WHEATON, Ill.--(BUSINESS WIRE)--First Trust Strategic High Income Fund II (NYSE: FHY) (the “Fund”) today commenced a tender offer.
As previously announced, the Fund will purchase up to 15% of its outstanding common shares for cash at a price per share equal to 98% of the net asset value per share as determined as of the close of the regular trading session of the NYSE on September 29, 2017, or if the offer is extended, as determined by of the close of the regular trading session of the NYSE on the next trading day after the day to which the offer is extended (in each case, the “Valuation Date”). The tender offer will expire on September 28, 2017 at 5:00 p.m. Eastern time, or on such later date to which the offer is extended.
Additional terms and conditions of the tender offer are set forth in the Fund’s tender offer materials, which will be distributed to shareholders. If the amount of the Fund’s outstanding common shares that is tendered exceeds the maximum amount of its offer, the Fund will purchase shares from tendering shareholders on a pro rata basis. Accordingly, there is no assurance that the Fund will purchase all of a shareholder’s tendered shares.
Completion of the tender offer is subject to the satisfaction of certain customary conditions, as described in the tender offer materials, and there can be no assurance such conditions will be satisfied. In addition, under certain circumstances, the Fund may terminate or abandon the tender offer, as described in the tender offer materials, and there can be no assurance such circumstances will not arise.
The Fund is a diversified, closed-end management investment company that seeks to provide a high level of current income. As a secondary objective, the Fund seeks to provide capital growth.
First Trust Advisors L.P., the Fund's investment advisor, along with its affiliate, First Trust Portfolios L.P., are privately-held companies which provide a variety of investment services, including asset management and financial advisory services, with collective assets under management or supervision of approximately $107 billion as of July 31, 2017 through unit investment trusts, exchange-traded funds, closed-end funds, mutual funds and separate managed accounts.

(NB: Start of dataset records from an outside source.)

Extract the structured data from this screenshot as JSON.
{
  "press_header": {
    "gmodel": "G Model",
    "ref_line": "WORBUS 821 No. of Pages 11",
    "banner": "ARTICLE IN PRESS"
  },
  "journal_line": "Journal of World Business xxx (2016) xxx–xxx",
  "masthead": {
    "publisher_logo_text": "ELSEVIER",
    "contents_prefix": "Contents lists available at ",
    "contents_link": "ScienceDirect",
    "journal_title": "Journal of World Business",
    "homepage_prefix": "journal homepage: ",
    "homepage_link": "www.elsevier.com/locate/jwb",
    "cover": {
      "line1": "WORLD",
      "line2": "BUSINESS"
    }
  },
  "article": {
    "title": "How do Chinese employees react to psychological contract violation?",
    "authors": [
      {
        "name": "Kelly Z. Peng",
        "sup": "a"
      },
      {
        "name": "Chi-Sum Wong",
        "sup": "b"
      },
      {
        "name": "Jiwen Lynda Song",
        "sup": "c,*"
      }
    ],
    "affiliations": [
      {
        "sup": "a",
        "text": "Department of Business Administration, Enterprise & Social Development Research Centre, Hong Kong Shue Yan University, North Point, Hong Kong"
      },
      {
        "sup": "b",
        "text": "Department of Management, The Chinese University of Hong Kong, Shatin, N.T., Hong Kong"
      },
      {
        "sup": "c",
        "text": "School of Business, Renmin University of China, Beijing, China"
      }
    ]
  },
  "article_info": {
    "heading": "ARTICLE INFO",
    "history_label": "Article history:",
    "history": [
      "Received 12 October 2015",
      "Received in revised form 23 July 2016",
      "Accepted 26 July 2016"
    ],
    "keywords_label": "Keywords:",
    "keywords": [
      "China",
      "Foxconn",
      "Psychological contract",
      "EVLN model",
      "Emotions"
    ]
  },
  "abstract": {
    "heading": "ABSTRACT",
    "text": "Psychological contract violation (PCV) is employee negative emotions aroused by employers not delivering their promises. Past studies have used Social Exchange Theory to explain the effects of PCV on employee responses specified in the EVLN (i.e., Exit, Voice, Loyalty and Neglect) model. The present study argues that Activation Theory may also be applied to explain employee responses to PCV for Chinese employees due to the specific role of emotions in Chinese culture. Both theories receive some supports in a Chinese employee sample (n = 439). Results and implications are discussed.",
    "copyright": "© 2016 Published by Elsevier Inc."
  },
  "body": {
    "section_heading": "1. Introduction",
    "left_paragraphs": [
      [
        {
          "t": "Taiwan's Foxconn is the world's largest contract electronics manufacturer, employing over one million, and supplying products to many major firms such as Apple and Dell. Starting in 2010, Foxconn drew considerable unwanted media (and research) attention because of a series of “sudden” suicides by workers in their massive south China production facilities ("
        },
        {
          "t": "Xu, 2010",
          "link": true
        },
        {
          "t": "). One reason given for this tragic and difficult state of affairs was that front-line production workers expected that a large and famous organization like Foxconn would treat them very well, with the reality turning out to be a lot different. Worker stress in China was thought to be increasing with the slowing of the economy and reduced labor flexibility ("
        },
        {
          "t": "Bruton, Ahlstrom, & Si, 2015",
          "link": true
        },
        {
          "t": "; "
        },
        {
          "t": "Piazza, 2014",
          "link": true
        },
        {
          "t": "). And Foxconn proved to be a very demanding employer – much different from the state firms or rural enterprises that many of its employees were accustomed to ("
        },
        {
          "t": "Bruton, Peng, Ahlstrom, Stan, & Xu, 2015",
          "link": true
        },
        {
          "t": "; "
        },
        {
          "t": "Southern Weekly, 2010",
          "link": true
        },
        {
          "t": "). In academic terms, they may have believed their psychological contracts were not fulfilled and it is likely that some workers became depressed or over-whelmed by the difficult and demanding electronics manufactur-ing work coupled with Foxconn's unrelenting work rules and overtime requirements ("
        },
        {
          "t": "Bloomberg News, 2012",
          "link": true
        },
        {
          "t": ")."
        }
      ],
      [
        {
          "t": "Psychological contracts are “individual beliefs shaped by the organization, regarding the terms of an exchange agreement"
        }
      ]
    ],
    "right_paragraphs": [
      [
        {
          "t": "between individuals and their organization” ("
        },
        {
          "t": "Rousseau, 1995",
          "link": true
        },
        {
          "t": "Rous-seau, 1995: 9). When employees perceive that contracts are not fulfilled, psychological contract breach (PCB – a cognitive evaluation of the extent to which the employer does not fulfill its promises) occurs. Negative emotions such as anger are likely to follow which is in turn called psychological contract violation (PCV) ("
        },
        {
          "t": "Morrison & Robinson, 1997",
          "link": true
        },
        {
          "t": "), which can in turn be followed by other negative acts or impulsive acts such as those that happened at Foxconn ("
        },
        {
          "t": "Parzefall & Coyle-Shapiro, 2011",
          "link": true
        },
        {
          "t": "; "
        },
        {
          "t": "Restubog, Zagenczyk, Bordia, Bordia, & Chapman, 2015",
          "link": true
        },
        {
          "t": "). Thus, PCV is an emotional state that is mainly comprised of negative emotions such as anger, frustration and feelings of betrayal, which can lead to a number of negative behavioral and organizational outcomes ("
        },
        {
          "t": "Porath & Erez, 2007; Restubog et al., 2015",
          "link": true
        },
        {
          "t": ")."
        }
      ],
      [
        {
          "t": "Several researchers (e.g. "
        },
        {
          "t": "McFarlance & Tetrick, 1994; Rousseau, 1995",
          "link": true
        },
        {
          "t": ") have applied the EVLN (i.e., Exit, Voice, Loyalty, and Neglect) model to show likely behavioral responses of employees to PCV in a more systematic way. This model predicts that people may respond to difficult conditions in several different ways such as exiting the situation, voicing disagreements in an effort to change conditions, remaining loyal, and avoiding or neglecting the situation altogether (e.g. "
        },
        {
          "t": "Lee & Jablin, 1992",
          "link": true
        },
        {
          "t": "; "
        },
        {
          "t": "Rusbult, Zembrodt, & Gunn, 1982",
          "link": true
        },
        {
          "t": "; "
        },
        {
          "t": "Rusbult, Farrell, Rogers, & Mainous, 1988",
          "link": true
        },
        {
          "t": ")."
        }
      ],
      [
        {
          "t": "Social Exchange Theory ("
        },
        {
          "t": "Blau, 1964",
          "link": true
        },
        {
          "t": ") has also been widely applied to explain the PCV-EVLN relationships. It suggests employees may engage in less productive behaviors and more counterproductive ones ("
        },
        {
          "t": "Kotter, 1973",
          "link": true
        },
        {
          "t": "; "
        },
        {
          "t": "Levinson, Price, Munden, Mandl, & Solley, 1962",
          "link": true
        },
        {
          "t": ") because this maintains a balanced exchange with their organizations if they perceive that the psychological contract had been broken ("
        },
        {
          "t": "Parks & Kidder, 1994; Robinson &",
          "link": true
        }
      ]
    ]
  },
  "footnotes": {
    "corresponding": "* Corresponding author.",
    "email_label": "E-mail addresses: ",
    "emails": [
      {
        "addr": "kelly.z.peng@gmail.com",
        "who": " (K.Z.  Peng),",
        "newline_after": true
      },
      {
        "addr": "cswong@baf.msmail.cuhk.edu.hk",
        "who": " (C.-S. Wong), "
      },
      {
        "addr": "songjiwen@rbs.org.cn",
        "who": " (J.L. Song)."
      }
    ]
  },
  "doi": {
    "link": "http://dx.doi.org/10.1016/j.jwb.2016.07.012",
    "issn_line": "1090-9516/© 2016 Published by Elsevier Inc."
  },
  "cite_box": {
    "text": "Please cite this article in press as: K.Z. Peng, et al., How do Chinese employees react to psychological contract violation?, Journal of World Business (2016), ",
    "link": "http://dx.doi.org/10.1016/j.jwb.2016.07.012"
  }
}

Brookfield Investment Management, Inc. (“Brookfield”) serves as the Fund's investment sub-advisor. Brookfield is a wholly-owned subsidiary of Brookfield Asset Management, a global alternative asset manager with over $250 billion in assets under management as of June 30, 2017. Brookfield Asset Management has over a 100-year history of owning and operating assets with a focus on property, renewable power, infrastructure and private equity. Brookfield Asset Management’s public market activities are conducted by Brookfield, a registered investment advisor, with over $15.4 billion of assets under management as of June 30, 2017.
TENDER OFFER STATEMENT
This press release does not constitute an offer to sell or a solicitation to buy, nor shall there be any sale of these securities in any state or jurisdiction in which such offer or solicitation or sale would be unlawful prior to registration or qualification under the laws of such state or jurisdiction. The tender offer will be made only by an offer to purchase, a related letter of transmittal and other documents, which have been filed with the Securities and Exchange Commission as exhibits to a tender offer statement on Schedule TO. Common shareholders of the Fund should read the offer to purchase and tender offer statement on Schedule TO and related exhibits as they contain important information about the tender offer. The offer to purchase and related letter of transmittal are available free of charge at http://www.sec.gov and from the Fund by calling Georgeson LLC, the Fund’s information agent for the tender offer, at: (800) 509-0984.
Certain statements made in this press release are forward-looking statements. Actual results or occurrences may differ significantly from those anticipated in any forward-looking statements due to numerous factors. Completion of the tender offer is subject to satisfaction of conditions, and there can be no assurance such conditions will be satisfied. Also, there are circumstances under which the tender offer may be terminated/abandoned, and there can be no assurance such circumstances do not arise.